Initiative:

Aquatic Foods

Partnership building started during the Initiative’s proposal development phase, thanks to extensive national and regional multi-stakeholder consultations in Bangladesh, Cambodia, Myanmar, Ghana, India, Nigeria and Zambia. Partnerships were structured through initial planning for research discovery, piloting, and scaling up with separate workshops in key areas of research.

A portfolio of 159 formal partners engaged with the Initiative in 2022. Building partnerships with national agricultural research and extension systems, particularly the Department of Fisheries (DoF) or their equivalent in target countries, was key. In several cases, such as in India, Ghana, Timor-Leste, Solomon Islands and Zambia, this involved supporting the Department and/or other key traditional partners to work together on common investments and development plans for the fisheries and aquaculture sectors. The Initiative also built partnerships with private sector organizations in Nigeria, Bangladesh and India to speed up the adoption of faster-growing strains of tilapia and/or carp.

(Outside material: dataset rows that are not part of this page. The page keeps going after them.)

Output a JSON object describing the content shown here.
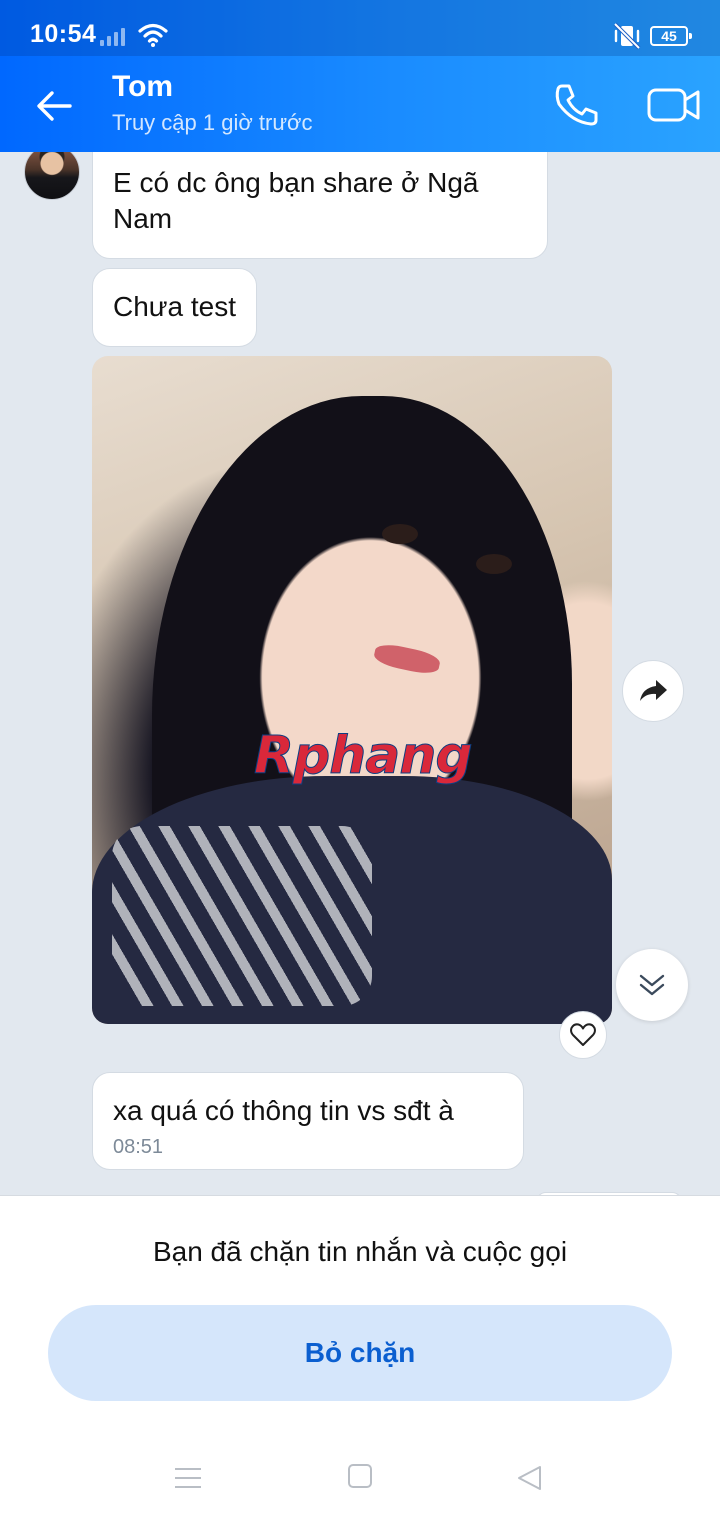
{
  "status_bar": {
    "time": "10:54",
    "battery": "45"
  },
  "header": {
    "name": "Tom",
    "status": "Truy cập 1 giờ trước"
  },
  "messages": [
    {
      "text": "E có dc ông bạn share ở Ngã Nam"
    },
    {
      "text": "Chưa test"
    },
    {
      "image_watermark": "Rphang"
    },
    {
      "text": "xa quá có thông tin vs sđt à",
      "time": "08:51"
    }
  ],
  "footer": {
    "blocked_text": "Bạn đã chặn tin nhắn và cuộc gọi",
    "unblock_label": "Bỏ chặn"
  },
  "colors": {
    "header_start": "#0068ff",
    "header_end": "#2aa3ff",
    "chat_bg": "#e2e8ef",
    "unblock_bg": "#d5e6fb",
    "unblock_text": "#0b5fd0"
  }
}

Our partners include: in India, the Women and Child Development Department of the Odisha State Government and women’s self-help groups; In Timor-Leste, Municipal Fisheries Offices in Baucau and Lautem Districts; in Solomon Island, the Kastom Gaden Association. As well as ministries of fisheries, environment and marine resources in all the countries where we work, we also partner with five CGIAR Centers (WorldFish, IMWI, IITA, IFPRI, ICARDA), UN FAO’s Fisheries and Aquaculture Division and global centers of excellence such as the Earlham and Roslin Centers in the UK (for genomics) and Wageningen University in the Netherlands (for innovation systems and scaling readiness analysis).